The world spun away. Next thing I knew, I was sitting on a cot in the nurse’s office. The girl in the red jacket sat on a folding chair on the opposite side of the small room, right there in the bright sunlight streaming through the window. Even though she kept her head slightly turned away, I should have been able to see both sides of her face. But, I couldn’t. Somehow, I couldn’t.
My dad walked into the office, and his gaze went straight to me. He couldn’t see her at all. She was only for me. He sat beside me on the cot, and took my hands in his. They felt so warm, that my own hands must’ve been like ice.
“Sweetheart, what happened?”
“Do you know the story?” I said through numb lips. “About the girl in the red jacket?”
Dad flinched, his hands tightening around mine. He knew it.
“Who did you tell?” I asked him. “You must have told somebody. You had to tell somebody.”
“It doesn’t matter, honey.”
I snatched my hands away from his. I could see her in the corner of my eye: red and white and darkness.
“It was years before you were born.” He stood up. “Come on. I’ll take you home.”
“How could you do this to me?

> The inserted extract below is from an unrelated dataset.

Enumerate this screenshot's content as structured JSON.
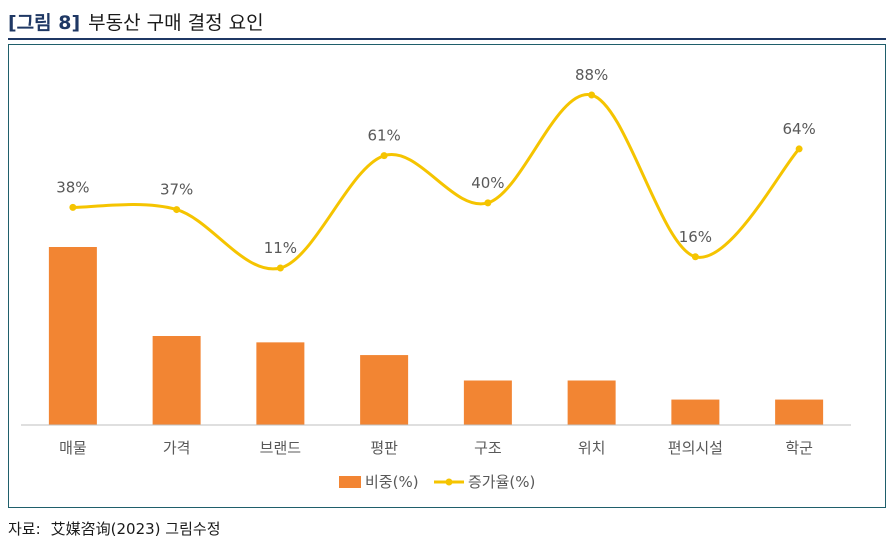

How could you bring me here, knowing what you know?”
“I don’t have a job anymore. We don’t have any money. My parents’ old place was the only place we could go.” He smiled a crooked smile. “It’s not so bad. Just tell someone else.”
“Who,” I demanded. “Who can I tell?”
He shrugged. “Tell one of your friends in Boston.”
I stared at him like the kids in Chem class had stared at me. That bitter, burning scream rose in my throat again, and I clenched my teeth to keep it down.
Beth’s words came back to me yet again, from the dream, from the car ride: It’s always a different story. Even thought it ends the same way.
So, I asked my father, “When you heard the story, how did the girl in the red jacket die?”
“I don’t remember.”
I didn’t bother calling him a liar. I knew he would never tell me the truth.
I stood up. My head swam with dizzy darkness, and I put out a hand to steady myself against the wall. My books were stacked on a table next to the door.
“It’s just an old ghost story,” Dad said.
But, his eyes said he didn’t believe that. Nobody in Ashfield believed that.
Legs trembling, I crossed the room, and scooped up my books.
“Wait,” Dad said. “Please.”
I pushed past my father, and walked out of the nurse’s office. He didn’t follow me, but the girl in the red jacket did.
The bell rang. Doors opened, and kids flooded into the halls. No one approached me. No one gave me a sympathetic smile. No one put a hand on my arm and told me, It’s okay. We understand. You’re one of us.
They only stared at me.
Now I had my own story to tell. I didn’t know what that story was yet, or who I would tell it to. Or, even if I would get the chance to tell it, before my life ended at the intersection of Gunderson Road.